Time for a trucker declaration of independence?

TORONTO — There’s a huge push underway south of the border to redefine independent contractor status.

At the federal level, a bill sponsored last year by Senator John Kerry (D-Mass) proposes to eliminate Section 530 of the Revenue Act of 1978. Known in some circles as the “safe harbor“ provision, it allowed companies to rely on the test of long-standing, recognized practice to determine whether a worker is an employee or an independent contractor.

If passed, the bill would reverse the burden of proof, forcing companies to show they have a “reasonable basis” for not treating an individual as an employee.

As American Trucking Associations (ATA) deputy general counsel, Robert Digges Jr. puts it, “…a motor carrier would need to spend significant resources to defend independent contractor classification under a fact-intensive review. That would, in some instances, be prohibitively expensive.”

It would probably also push out of the industry plenty of owner-ops — many already on the endangered species list — since there was something appealing to buying their own equipment in the first place.

Note that President Obama himself strongly supports efforts to outlaw employee misclassification and has made it a priority. In Canada, where unions are already allowed very lenient guidelines to collectively bargain on behalf of owner-ops (even against their will), can a push to strip them of independent status be far behind?
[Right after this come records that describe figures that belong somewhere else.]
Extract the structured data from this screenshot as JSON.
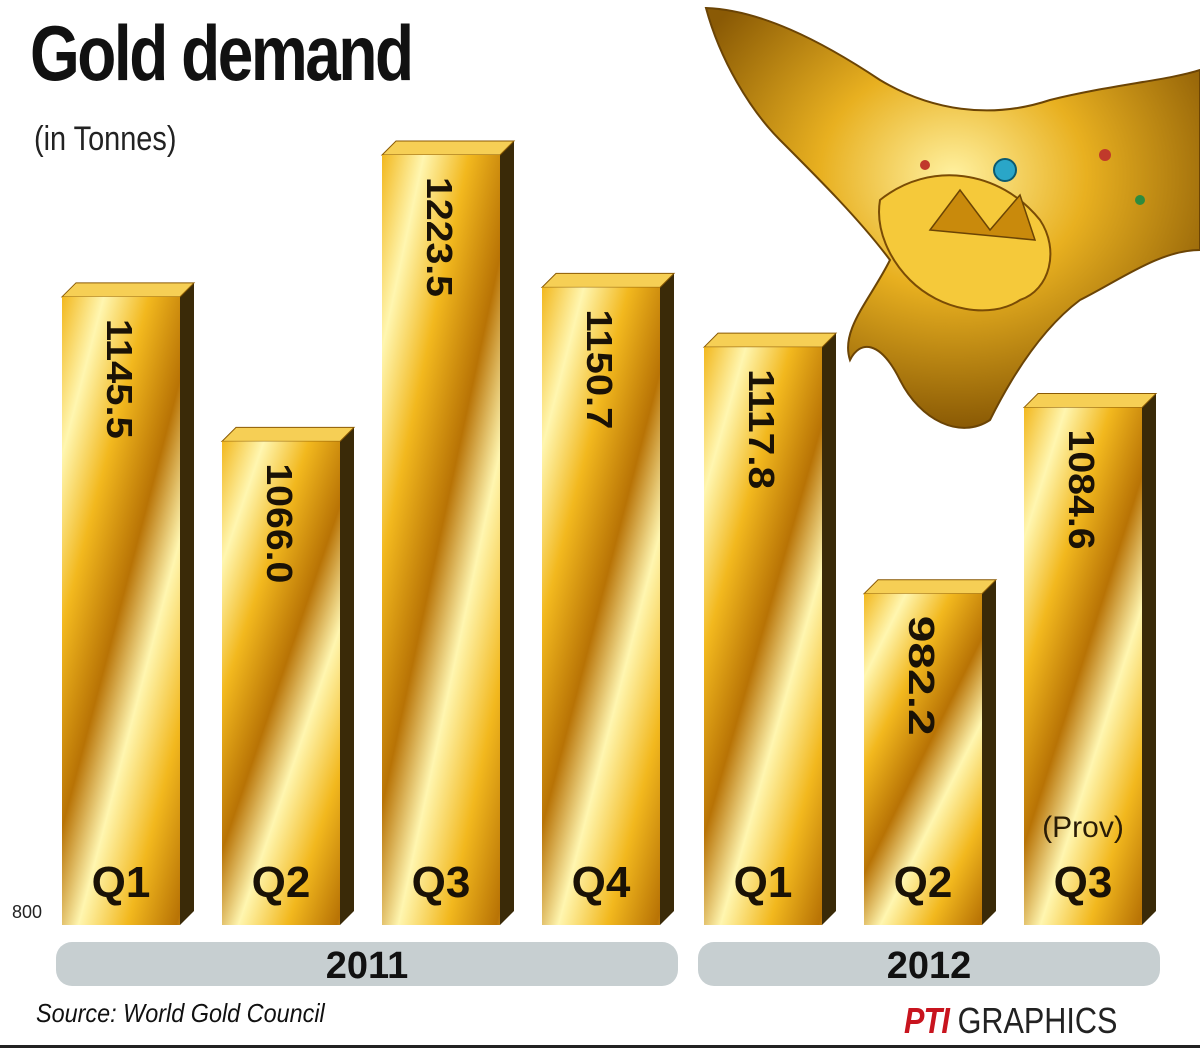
{
  "header": {
    "title": "Gold demand",
    "subtitle": "(in Tonnes)"
  },
  "footer": {
    "source": "Source: World Gold Council",
    "credit_brand": "PTI",
    "credit_text": "GRAPHICS"
  },
  "chart_data": {
    "type": "bar",
    "title": "Gold demand",
    "subtitle": "(in Tonnes)",
    "ylim": [
      800,
      1250
    ],
    "y_baseline_label": "800",
    "categories": [
      "Q1",
      "Q2",
      "Q3",
      "Q4",
      "Q1",
      "Q2",
      "Q3"
    ],
    "values": [
      1145.5,
      1066.0,
      1223.5,
      1150.7,
      1117.8,
      982.2,
      1084.6
    ],
    "value_labels": [
      "1145.5",
      "1066.0",
      "1223.5",
      "1150.7",
      "1117.8",
      "982.2",
      "1084.6"
    ],
    "annotations": [
      "",
      "",
      "",
      "",
      "",
      "",
      "(Prov)"
    ],
    "groups": [
      {
        "label": "2011",
        "categories": [
          "Q1",
          "Q2",
          "Q3",
          "Q4"
        ]
      },
      {
        "label": "2012",
        "categories": [
          "Q1",
          "Q2",
          "Q3"
        ]
      }
    ],
    "colors": {
      "bar_light": "#fff6b0",
      "bar_mid": "#f2b81e",
      "bar_dark": "#b87305",
      "side": "#3a2a08",
      "top": "#f6cf55",
      "group_bar": "#c7cfd1"
    }
  }
}
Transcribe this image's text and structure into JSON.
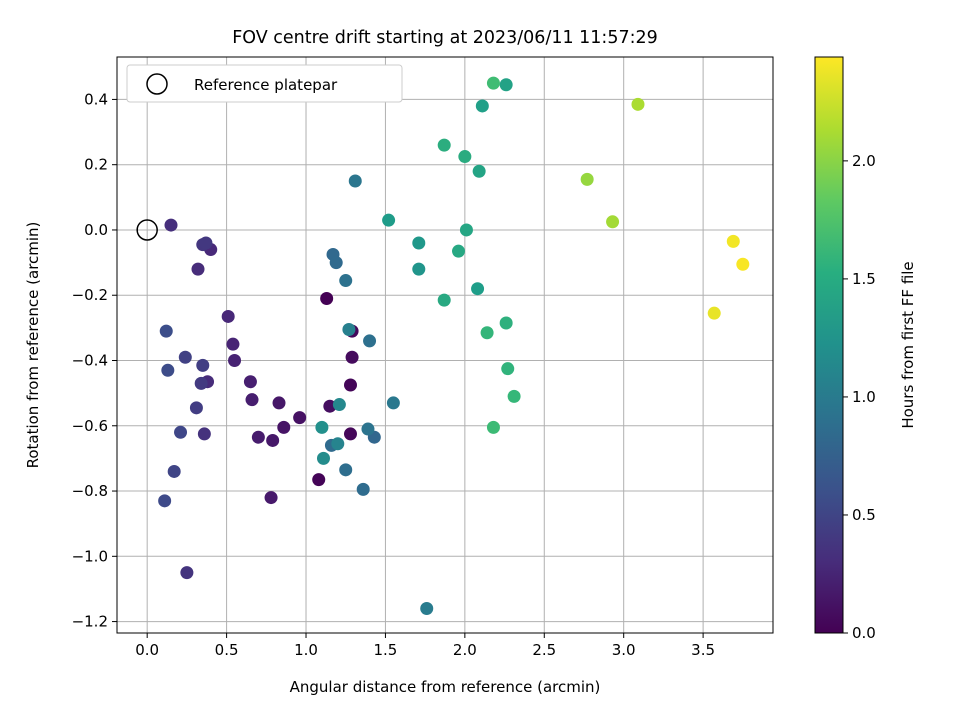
{
  "chart_data": {
    "type": "scatter",
    "title": "FOV centre drift starting at 2023/06/11 11:57:29",
    "xlabel": "Angular distance from reference (arcmin)",
    "ylabel": "Rotation from reference (arcmin)",
    "xlim": [
      -0.19,
      3.94
    ],
    "ylim": [
      -1.235,
      0.53
    ],
    "xticks": [
      0.0,
      0.5,
      1.0,
      1.5,
      2.0,
      2.5,
      3.0,
      3.5
    ],
    "xtick_labels": [
      "0.0",
      "0.5",
      "1.0",
      "1.5",
      "2.0",
      "2.5",
      "3.0",
      "3.5"
    ],
    "yticks": [
      0.4,
      0.2,
      0.0,
      -0.2,
      -0.4,
      -0.6,
      -0.8,
      -1.0,
      -1.2
    ],
    "ytick_labels": [
      "0.4",
      "0.2",
      "0.0",
      "−0.2",
      "−0.4",
      "−0.6",
      "−0.8",
      "−1.0",
      "−1.2"
    ],
    "grid": true,
    "legend": {
      "position": "top-left",
      "entries": [
        "Reference platepar"
      ]
    },
    "reference_point": {
      "label": "Reference platepar",
      "x": 0.0,
      "y": 0.0
    },
    "colorbar": {
      "label": "Hours from first FF file",
      "range": [
        0.0,
        2.44
      ],
      "colormap": "viridis",
      "ticks": [
        0.0,
        0.5,
        1.0,
        1.5,
        2.0
      ],
      "tick_labels": [
        "0.0",
        "0.5",
        "1.0",
        "1.5",
        "2.0"
      ]
    },
    "series": [
      {
        "color_by": "hours",
        "points": [
          {
            "x": 1.13,
            "y": -0.21,
            "c": 0.0
          },
          {
            "x": 1.08,
            "y": -0.765,
            "c": 0.02
          },
          {
            "x": 1.28,
            "y": -0.475,
            "c": 0.03
          },
          {
            "x": 1.28,
            "y": -0.625,
            "c": 0.04
          },
          {
            "x": 1.29,
            "y": -0.31,
            "c": 0.05
          },
          {
            "x": 1.29,
            "y": -0.39,
            "c": 0.07
          },
          {
            "x": 1.15,
            "y": -0.54,
            "c": 0.09
          },
          {
            "x": 0.96,
            "y": -0.575,
            "c": 0.11
          },
          {
            "x": 0.86,
            "y": -0.605,
            "c": 0.13
          },
          {
            "x": 0.83,
            "y": -0.53,
            "c": 0.15
          },
          {
            "x": 0.79,
            "y": -0.645,
            "c": 0.16
          },
          {
            "x": 0.78,
            "y": -0.82,
            "c": 0.17
          },
          {
            "x": 0.7,
            "y": -0.635,
            "c": 0.19
          },
          {
            "x": 0.66,
            "y": -0.52,
            "c": 0.2
          },
          {
            "x": 0.65,
            "y": -0.465,
            "c": 0.21
          },
          {
            "x": 0.55,
            "y": -0.4,
            "c": 0.23
          },
          {
            "x": 0.54,
            "y": -0.35,
            "c": 0.25
          },
          {
            "x": 0.51,
            "y": -0.265,
            "c": 0.27
          },
          {
            "x": 0.4,
            "y": -0.06,
            "c": 0.28
          },
          {
            "x": 0.38,
            "y": -0.465,
            "c": 0.3
          },
          {
            "x": 0.32,
            "y": -0.12,
            "c": 0.31
          },
          {
            "x": 0.15,
            "y": 0.015,
            "c": 0.33
          },
          {
            "x": 0.36,
            "y": -0.625,
            "c": 0.35
          },
          {
            "x": 0.25,
            "y": -1.05,
            "c": 0.37
          },
          {
            "x": 0.35,
            "y": -0.045,
            "c": 0.39
          },
          {
            "x": 0.37,
            "y": -0.04,
            "c": 0.4
          },
          {
            "x": 0.34,
            "y": -0.47,
            "c": 0.42
          },
          {
            "x": 0.31,
            "y": -0.545,
            "c": 0.44
          },
          {
            "x": 0.35,
            "y": -0.415,
            "c": 0.45
          },
          {
            "x": 0.24,
            "y": -0.39,
            "c": 0.47
          },
          {
            "x": 0.17,
            "y": -0.74,
            "c": 0.5
          },
          {
            "x": 0.21,
            "y": -0.62,
            "c": 0.52
          },
          {
            "x": 0.11,
            "y": -0.83,
            "c": 0.54
          },
          {
            "x": 0.13,
            "y": -0.43,
            "c": 0.56
          },
          {
            "x": 0.12,
            "y": -0.31,
            "c": 0.58
          },
          {
            "x": 1.43,
            "y": -0.635,
            "c": 0.8
          },
          {
            "x": 1.17,
            "y": -0.075,
            "c": 0.82
          },
          {
            "x": 1.19,
            "y": -0.1,
            "c": 0.83
          },
          {
            "x": 1.16,
            "y": -0.66,
            "c": 0.84
          },
          {
            "x": 1.36,
            "y": -0.795,
            "c": 0.86
          },
          {
            "x": 1.25,
            "y": -0.735,
            "c": 0.88
          },
          {
            "x": 1.4,
            "y": -0.34,
            "c": 0.9
          },
          {
            "x": 1.25,
            "y": -0.155,
            "c": 0.92
          },
          {
            "x": 1.39,
            "y": -0.61,
            "c": 0.94
          },
          {
            "x": 1.31,
            "y": 0.15,
            "c": 0.96
          },
          {
            "x": 1.55,
            "y": -0.53,
            "c": 0.98
          },
          {
            "x": 1.76,
            "y": -1.16,
            "c": 1.02
          },
          {
            "x": 1.27,
            "y": -0.305,
            "c": 1.06
          },
          {
            "x": 1.2,
            "y": -0.655,
            "c": 1.1
          },
          {
            "x": 1.21,
            "y": -0.535,
            "c": 1.14
          },
          {
            "x": 1.11,
            "y": -0.7,
            "c": 1.18
          },
          {
            "x": 1.1,
            "y": -0.605,
            "c": 1.22
          },
          {
            "x": 1.71,
            "y": -0.12,
            "c": 1.27
          },
          {
            "x": 1.71,
            "y": -0.04,
            "c": 1.3
          },
          {
            "x": 1.52,
            "y": 0.03,
            "c": 1.34
          },
          {
            "x": 2.08,
            "y": -0.18,
            "c": 1.36
          },
          {
            "x": 2.11,
            "y": 0.38,
            "c": 1.38
          },
          {
            "x": 2.26,
            "y": 0.445,
            "c": 1.4
          },
          {
            "x": 2.09,
            "y": 0.18,
            "c": 1.42
          },
          {
            "x": 2.01,
            "y": 0.0,
            "c": 1.44
          },
          {
            "x": 1.96,
            "y": -0.065,
            "c": 1.46
          },
          {
            "x": 1.87,
            "y": -0.215,
            "c": 1.48
          },
          {
            "x": 2.0,
            "y": 0.225,
            "c": 1.5
          },
          {
            "x": 1.87,
            "y": 0.26,
            "c": 1.52
          },
          {
            "x": 2.26,
            "y": -0.285,
            "c": 1.55
          },
          {
            "x": 2.27,
            "y": -0.425,
            "c": 1.58
          },
          {
            "x": 2.14,
            "y": -0.315,
            "c": 1.61
          },
          {
            "x": 2.31,
            "y": -0.51,
            "c": 1.63
          },
          {
            "x": 2.18,
            "y": -0.605,
            "c": 1.66
          },
          {
            "x": 2.18,
            "y": 0.45,
            "c": 1.68
          },
          {
            "x": 2.77,
            "y": 0.155,
            "c": 2.05
          },
          {
            "x": 2.93,
            "y": 0.025,
            "c": 2.1
          },
          {
            "x": 3.09,
            "y": 0.385,
            "c": 2.13
          },
          {
            "x": 3.57,
            "y": -0.255,
            "c": 2.36
          },
          {
            "x": 3.69,
            "y": -0.035,
            "c": 2.4
          },
          {
            "x": 3.75,
            "y": -0.105,
            "c": 2.42
          }
        ]
      }
    ]
  }
}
Maybe it’s time we took a fresh approach to the tired old labor/management relationship that exists between carriers and owner-operators, if not just to forestall the challenges that are bound to arise following the American initiative, but simply to strengthen the bond between what are really business partners.

How about a franchise model? Many do not see the carrier owner-operator relationship in that light, but taken to its logical conclusion, that’s what it is. So why not solidify it without all the confusion and encumbrances. Set them up as franchisees.

The typical franchise model doesn’t work perfectly for owner-operators as currently defined, but with a little imagination, it could. Owner-ops are extensions of the carrier. They often fly the company colors and they are certainly beholden to the carrier in terms of policy and procedure, compliance requirements, and more. The carrier does most, if not all of the marketing and the owner-op — in theory — benefits from an association with a strong business model and recognized brand.

The franchisee operates at arm’s length from the franchisor, but is obliged under terms of the agreement to operate in a certain manner. This relieves the carrier of the burden of proof in terms of the employee/ contractor debate, while providing both parties with a degree of both autonomy and obligation.

Current owner-op/carrier relationships really don’t serve the owner-op well, but the confines of Part III of the Canada Labour Code don’t give either party a lot of latitude to make change.

As for unions who scrutinize the amount of control a company has over an independent worker, it can be easily argued that corporate McDonalds, for example, has more oversight and control over a retail franchisee than a carrier ever would over an owner-op.

A bone fide franchise deal for owner-ops would take the Labour Code right out of the equation, and allow two independent businesses to maximize their strengths and help each other achieve certain goals without complication.

All it takes is a little imagination.